File picture - Foreign Minister Tonio Borg and Italian Foreign Minister Franco Frattini (left) greet Libyan Foreign Minister Mousa Kousa.

File picture - Foreign Minister Tonio Borg and Italian Foreign Minister Franco Frattini (left) greet Libyan Foreign Minister Mousa Kousa.

Foreign Minister Tonio Borg is in Tripoli for talks with senior Libyan officials on the current controversy over the withholding of visas issued by Schengen area countries.

The controversy erupted in the middle of last month after Switzerland issued a Schengen blacklist of 188 senior Libyan officials, including Libyan leader Muammar Gaddafi.

Maltese workers have been among those barred entry to Libya. Workers who were already in Libya have had their stays extended as far as their visas allowed, because they could not be replaced by other workers. However, a worker currently in Libya told that he feared that his employer would bring in workers from non-Schengen countries if the dispute dragged on.

Malta and Italy have led European criticism of the Swiss blacklist decision and have jointly held meetings with Libyan Foreign Minister Mousa Kousa.

Both countries want to preserve the strong trade links they have with Libya. Apart from the large number of Maltese working in Libya, Malta between 2004 and 2008 exported €341m worth of products to Libya.

There is also considerable Libyan investment in Malta. Earlier this week, Libyan aircraft maintenance firm Medavia announced a €10.5m investment in a new hangar and other facilities at the aviation park in Safi.


Meanwhile, Libya has complained that even the Libyan president of the U.N. General Assembly is among the officials listed on the Schengen blacklist and cannot travel to most European countries. Foremer Libyan Foreign Minister Ali Abdussalam Treki was appointed president of the General Assembly since last September.
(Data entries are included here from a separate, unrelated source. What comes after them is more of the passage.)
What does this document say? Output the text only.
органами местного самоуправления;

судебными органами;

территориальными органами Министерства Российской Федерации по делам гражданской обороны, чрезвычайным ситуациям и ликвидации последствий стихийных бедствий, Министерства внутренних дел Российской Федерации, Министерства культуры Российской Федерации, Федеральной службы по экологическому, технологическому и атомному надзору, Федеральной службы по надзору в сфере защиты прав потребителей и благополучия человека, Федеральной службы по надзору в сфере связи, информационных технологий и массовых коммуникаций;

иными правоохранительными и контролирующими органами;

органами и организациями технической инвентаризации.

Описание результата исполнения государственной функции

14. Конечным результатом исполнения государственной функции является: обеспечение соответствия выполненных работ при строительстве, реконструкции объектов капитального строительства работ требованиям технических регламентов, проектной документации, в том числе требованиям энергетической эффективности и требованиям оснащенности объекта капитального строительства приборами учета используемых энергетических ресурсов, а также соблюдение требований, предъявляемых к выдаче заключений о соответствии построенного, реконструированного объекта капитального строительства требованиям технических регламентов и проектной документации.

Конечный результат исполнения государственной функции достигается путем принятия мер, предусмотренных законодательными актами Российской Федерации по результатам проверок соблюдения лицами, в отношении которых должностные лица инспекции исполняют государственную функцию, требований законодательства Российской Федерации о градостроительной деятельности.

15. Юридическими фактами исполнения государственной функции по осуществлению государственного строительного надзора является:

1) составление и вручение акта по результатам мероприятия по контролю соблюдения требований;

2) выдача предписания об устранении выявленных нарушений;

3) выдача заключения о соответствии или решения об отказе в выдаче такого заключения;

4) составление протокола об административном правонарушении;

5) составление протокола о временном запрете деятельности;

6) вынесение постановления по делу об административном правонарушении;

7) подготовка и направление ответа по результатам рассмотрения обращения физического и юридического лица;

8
The Libyan Ambassador to the U.N., Abdurrahman Mohamed Shalgham said Libya was calling for an end to the visa ban for the people on the list and for both sides to resolve the dispute through arbitration mediated by a neutral country.

"We could have a solution, not to escalate everything," he told reporters in New York. "We want a solution."

Libyan relations with Switzerland broke down in mid-2008 with the arrest of a son of Libyan leader Muammar Gaddafi in a Geneva hotel on charges of mistreating two domestic servants.Those charges have since been dropped.